Antes de conhecer Luís Pedro, tudo o que eu sabia era que ele era herdeiro. Não sei nem de quê. Engraçada essa mania que temos de apresentar alguém pelo que parece caber numa frase. Luís Pedro não cabia.

Ele era um homem raro.

O universo do Luís Pedro era uma riqueza de cores, texturas, gigantices e ideias improváveis em que imaginar alguma coisa já era quase vê-la pronta. Eu sentia um menino maroto naquele homem chique, doce e gentil, ainda disposto a se espantar com uma ideia e curioso para descobrir até onde ela podia chegar.

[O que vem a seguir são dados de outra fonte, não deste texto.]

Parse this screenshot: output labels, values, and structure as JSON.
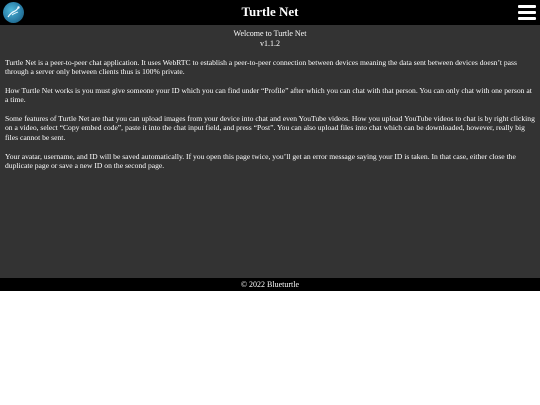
{
  "header": {
    "title": "Turtle Net",
    "logo_icon": "turtle-logo-icon",
    "menu_icon": "hamburger-menu-icon"
  },
  "main": {
    "welcome": "Welcome to Turtle Net",
    "version": "v1.1.2",
    "paragraphs": [
      "Turtle Net is a peer-to-peer chat application. It uses WebRTC to establish a peer-to-peer connection between devices meaning the data sent between devices doesn’t pass through a server only between clients thus is 100% private.",
      "How Turtle Net works is you must give someone your ID which you can find under “Profile” after which you can chat with that person. You can only chat with one person at a time.",
      "Some features of Turtle Net are that you can upload images from your device into chat and even YouTube videos. How you upload YouTube videos to chat is by right clicking on a video, select “Copy embed code”, paste it into the chat input field, and press “Post”. You can also upload files into chat which can be downloaded, however, really big files cannot be sent.",
      "Your avatar, username, and ID will be saved automatically. If you open this page twice, you’ll get an error message saying your ID is taken. In that case, either close the duplicate page or save a new ID on the second page."
    ]
  },
  "footer": {
    "copyright": "© 2022 Blueturtle"
  },
  "colors": {
    "header_bg": "#000000",
    "main_bg": "#333333",
    "footer_bg": "#000000",
    "page_bg": "#ffffff",
    "text": "#ffffff"
  }
}
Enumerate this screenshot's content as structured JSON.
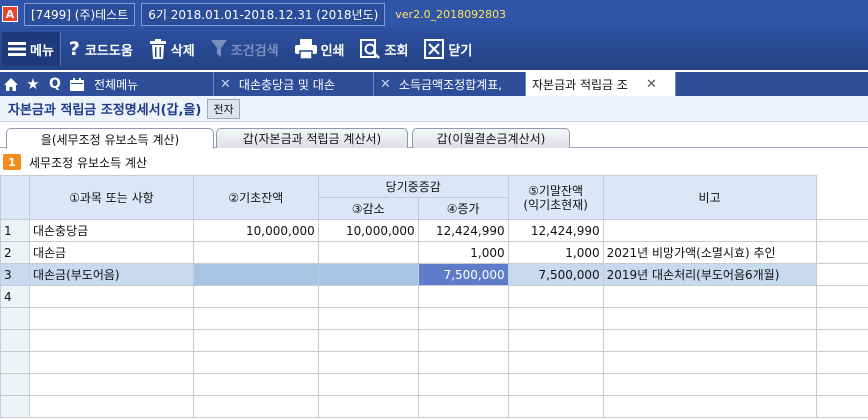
{
  "titlebar": {
    "logo": "A",
    "company": "[7499] (주)테스트",
    "period": "6기 2018.01.01-2018.12.31 (2018년도)",
    "version": "ver2.0_2018092803"
  },
  "toolbar": {
    "menu": "메뉴",
    "code_help": "코드도움",
    "delete": "삭제",
    "filter": "조건검색",
    "print": "인쇄",
    "search": "조회",
    "close": "닫기"
  },
  "tabstrip": {
    "all_menu": "전체메뉴",
    "tabs": [
      {
        "label": "대손충당금 및 대손"
      },
      {
        "label": "소득금액조정합계표,"
      },
      {
        "label": "자본금과 적립금 조"
      }
    ]
  },
  "form": {
    "title": "자본금과 적립금 조정명세서(갑,을)",
    "button": "전자"
  },
  "subtabs": [
    {
      "label": "을(세무조정 유보소득 계산)"
    },
    {
      "label": "갑(자본금과 적립금 계산서)"
    },
    {
      "label": "갑(이월결손금계산서)"
    }
  ],
  "section": {
    "number": "1",
    "label": "세무조정 유보소득 계산"
  },
  "grid": {
    "headers": {
      "item": "①과목 또는 사항",
      "begin": "②기초잔액",
      "change": "당기중증감",
      "decrease": "③감소",
      "increase": "④증가",
      "end": "⑤기말잔액",
      "end_sub": "(익기초현재)",
      "note": "비고"
    },
    "rows": [
      {
        "no": "1",
        "item": "대손충당금",
        "begin": "10,000,000",
        "decrease": "10,000,000",
        "increase": "12,424,990",
        "end": "12,424,990",
        "note": ""
      },
      {
        "no": "2",
        "item": "대손금",
        "begin": "",
        "decrease": "",
        "increase": "1,000",
        "end": "1,000",
        "note": "2021년 비망가액(소멸시효) 추인"
      },
      {
        "no": "3",
        "item": "대손금(부도어음)",
        "begin": "",
        "decrease": "",
        "increase": "7,500,000",
        "end": "7,500,000",
        "note": "2019년 대손처리(부도어음6개월)"
      },
      {
        "no": "4",
        "item": "",
        "begin": "",
        "decrease": "",
        "increase": "",
        "end": "",
        "note": ""
      }
    ]
  }
}
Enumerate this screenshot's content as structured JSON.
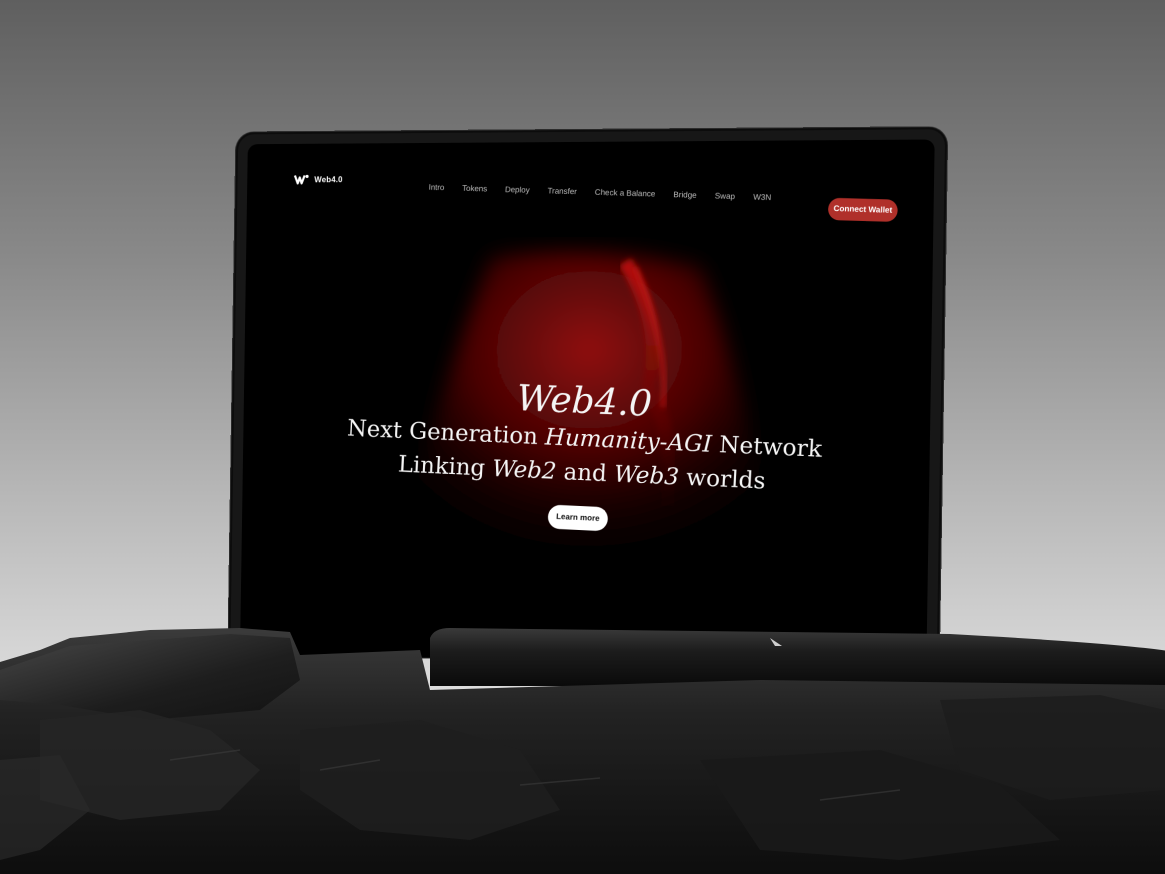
{
  "brand": {
    "logo_icon": "w-logo-icon",
    "name": "Web4.0"
  },
  "nav": {
    "items": [
      {
        "label": "Intro"
      },
      {
        "label": "Tokens"
      },
      {
        "label": "Deploy"
      },
      {
        "label": "Transfer"
      },
      {
        "label": "Check a Balance"
      },
      {
        "label": "Bridge"
      },
      {
        "label": "Swap"
      },
      {
        "label": "W3N"
      }
    ],
    "connect_label": "Connect Wallet"
  },
  "hero": {
    "title": "Web4.0",
    "line1_prefix": "Next Generation ",
    "line1_emph": "Humanity-AGI",
    "line1_suffix": " Network",
    "line2_prefix": "Linking ",
    "line2_emph1": "Web2",
    "line2_mid": " and ",
    "line2_emph2": "Web3",
    "line2_suffix": " worlds",
    "cta_label": "Learn more"
  },
  "colors": {
    "accent": "#b0302a",
    "glow": "#8a0b0b",
    "screen_bg": "#000000"
  }
}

E quase sempre chegava longe.

O melhor é que não guardava esse mundo para si. Acho que parte da diversão estava justamente em ver a nossa expressão quando entrávamos nele.

Uma boate nunca permanecia igual por muito tempo. Quando todos já conheciam o lugar, ele mudava tudo. Não trocava móveis. Atravessava séculos. O Pele Vermelha desaparecia para dar lugar ao século 15.

Depois ao século 16. Mudavam as paredes, os figurinos, a música, a luz, o jeito de entrar e até a maneira de permanecer ali dentro. Quem voltava não encontrava uma reforma. Encontrava outro mundo.

Luís Pedro parecia incapaz de aceitar que os dias precisassem ser comuns.

Imagina. Em Campo Grande, um avião caído no meio de uma pista de dança, cercado pelas mochilas dos sobreviventes em meio à mata.

Em outro tempo, jarras de vinho, uvas, pufes vermelhos de matelassê, corpos bonitos circulando entre as mesas enquanto eu dançava Madonna e Cher. Ele criava um lugar e, quando aquilo já fazia parte da cidade, desmontava tudo e começava outra vez.

No Natal, milhares de pequenas luzes faziam a cidade parar diante da casa do Papai Noel. Um teto inteiro de balas Sete Belo para falar de doçura. Balas de mel escondidas na poltrona. Pequenas coisas que, repetidas em suas mãos, ganhavam outra dimensão.

E como nos divertimos nessa vida.

Um dia resolvi montar um jantar de gala numa calçada qualquer da cidade. Mesa posta até o último detalhe, como tinha que ser. Luís Pedro apareceu de fraque, Brut Rosé e uma gravata borboleta que havia comprado no leilão dos objetos pessoais do Clodovil.

Claro que havia. Não perguntou por quê. Apenas me deu aquele olhar maroto de quem tinha entendido imediatamente a proposta.

Acho que ali nos reconhecemos.

O troco veio depois, numa volta pela cidade em seu Jaguar branco conversível, espumante nas mãos e aquele mesmo sorriso.

Nunca guardei essa lembrança pelo carro. Guardei a alegria de fazer aquilo simplesmente porque podíamos, porque era divertido, porque uma tarde qualquer não precisava continuar sendo uma tarde qualquer.

Riqueza de menino.

Há anos repito um dito popular: tem gente tão pobre que só tem dinheiro.

Luís Pedro foi o avesso disso.

O que havia de mais rico nele era a liberdade de imaginar, de se espantar, de transformar uma ideia improvável em alguma coisa enorme, colorida, exagerada, linda, e ainda chamar todo mundo para perto.
Talvez essa tenha sido sua maior extravagância: atravessar a vida adulta sem deixar o menino ir embora.